My work, no matter what medium, has always utilized lots of layering. I use it as a language to create a sense of the confusion, complexity, and disorientation of multiple realities and truths existing simultaneously. I like to think of my process as a process of untangling; I imagine myself following the loose threads of a tangled tapestry, teasing out the snarled stories and traumas of the past to find meaning in our collective histories and origins. Because a lot of these histories are lost, forgotten, or never recorded, I imagine my process as trying to remember a dream as it fades as you wake up–grasping at fleeting sensory details and finding meaning from disparate data.
There is an undercurrent of environmental consciousness and appreciation that bolsters much of your work as well. How has your relationship to the landscapes and waterscapes that you work within changed as you’ve progressed as an artist?

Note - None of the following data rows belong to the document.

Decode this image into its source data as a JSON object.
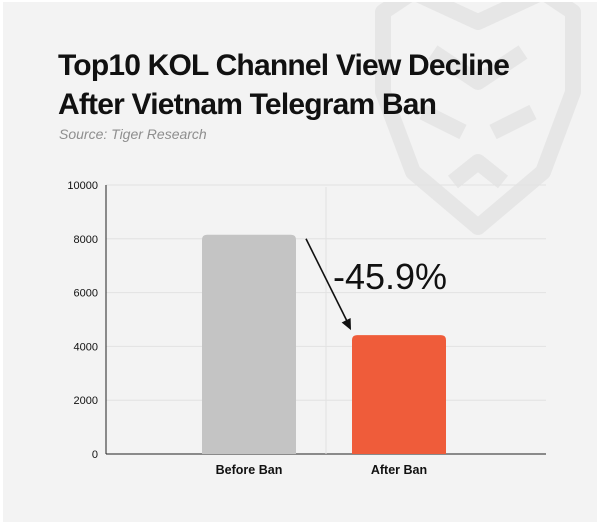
{
  "header": {
    "title_line1": "Top10 KOL Channel View Decline",
    "title_line2": "After Vietnam Telegram Ban",
    "source": "Source: Tiger Research"
  },
  "colors": {
    "background": "#f3f3f3",
    "before_bar": "#c4c4c4",
    "after_bar": "#ef5c3a",
    "text": "#111111",
    "source_text": "#8e8e8e"
  },
  "chart_data": {
    "type": "bar",
    "categories": [
      "Before Ban",
      "After Ban"
    ],
    "values": [
      8150,
      4420
    ],
    "bar_colors": [
      "#c4c4c4",
      "#ef5c3a"
    ],
    "ylim": [
      0,
      10000
    ],
    "yticks": [
      0,
      2000,
      4000,
      6000,
      8000,
      10000
    ],
    "ytick_labels": [
      "0",
      "2000",
      "4000",
      "6000",
      "8000",
      "10000"
    ],
    "grid": true,
    "annotation": {
      "text": "-45.9%",
      "arrow": "from Before Ban bar top to After Ban bar top"
    }
  }
}
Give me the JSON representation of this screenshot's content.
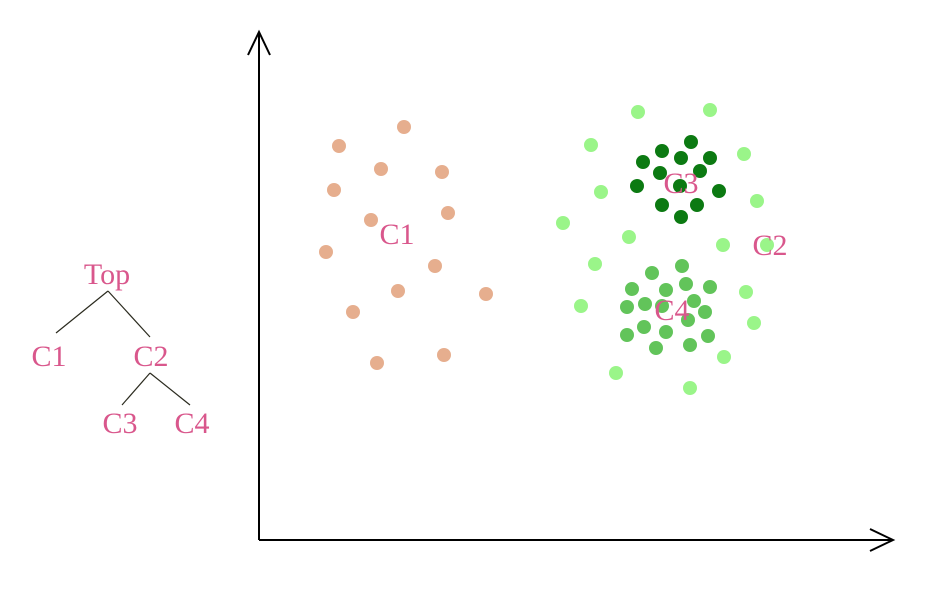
{
  "colors": {
    "label": "#d9578c",
    "axis": "#000000",
    "tree_line": "#2b2b1f",
    "C1": "#e6ae8e",
    "C2": "#9af589",
    "C3": "#0c7a12",
    "C4": "#62c45a"
  },
  "tree": {
    "root": "Top",
    "children": [
      {
        "label": "C1"
      },
      {
        "label": "C2",
        "children": [
          {
            "label": "C3"
          },
          {
            "label": "C4"
          }
        ]
      }
    ]
  },
  "clusters": {
    "C1": {
      "label": "C1",
      "point_count": 14
    },
    "C2": {
      "label": "C2",
      "point_count": 19
    },
    "C3": {
      "label": "C3",
      "point_count": 14
    },
    "C4": {
      "label": "C4",
      "point_count": 23
    }
  }
}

My instinct and inspiration to create draws greatly from the language of the landscape and the natural environment. Surfing and swimming are deeply important practices for me, and so the connection to the water has always felt innate. Connecting with the land, forests, and water has been an integral part of my spiritual and emotional healing. It is the way I connect to my own body, and to many unnamed ancestors. Their lives and stories have been forgotten and omitted by history, but they are preserved in the landscape where I can go to visit and commune with them.
How do you relate to, and what do you make of, the identifier ‘Asian American’? What influences do you think your Asian American-ness—alongside other facets of your identity—has on your art practice, if any?
I think the identifier “Asian-American” is a barely adequate moniker to represent the diversity of cultures and experiences of the diaspora. When you understand the political history of the term in this country, it makes more sense. I’m proud to claim my Asian-American identity, and maintain this as only one of my identifiers, but also understand that, as Cathy Park Hong says, the paint is still drying on the “Asian-American sign”. We simply haven’t had enough time as a unified body to develop what this name means, and remain splintered.
To me, being an Asian-American (noun) creating “Asian-American” (adjective) art means examining the stories we have inherited, sifting through the tangled narratives, untangling the knots, and reweaving the strands into a tapestry of resilience and justice. This means constantly relocating myself in a nation that does not know how to “place” me and my body, being displaced and dislocated within the racial binary, and triangulating between degrees of whiteness and otherness. It means being caught between a multitude of paradoxes (conspicuous, yet invisible; POC yet white adjacent model minority, privileged yet persecuted…) and learning to hold opposing ideas and experiences as true within the same space.
As of late, there has been a marked increase in attention dedicated toward the AAPI community and our myriad experiences. How are you thinking and feeling about this shift in awareness?
I’m horrified at the violence against the Asian communities, which has been targeting largely the elderly, poor, and femme. The most painful part though isn’t just the violence–it’s how the public has acted so surprised as if this is the first time something like this (racism against Asians) has happened. Even more so that the media denies “racial motivation” in many of these attacks, and that amnesiac masses have seemingly forgotten their initial outrage.
What is something that has brought you joy over the past year?
Surfing, being more in tune with nature and its rhythms, connecting with animals, and the simple pleasure of cooking and sharing a meal with loved ones in my home.
What are you looking forward to?
I’m looking forward to being able to see my family again this summer for the first time in a long time, and planning a warm water surf trip when it’s safe and responsible to do so again.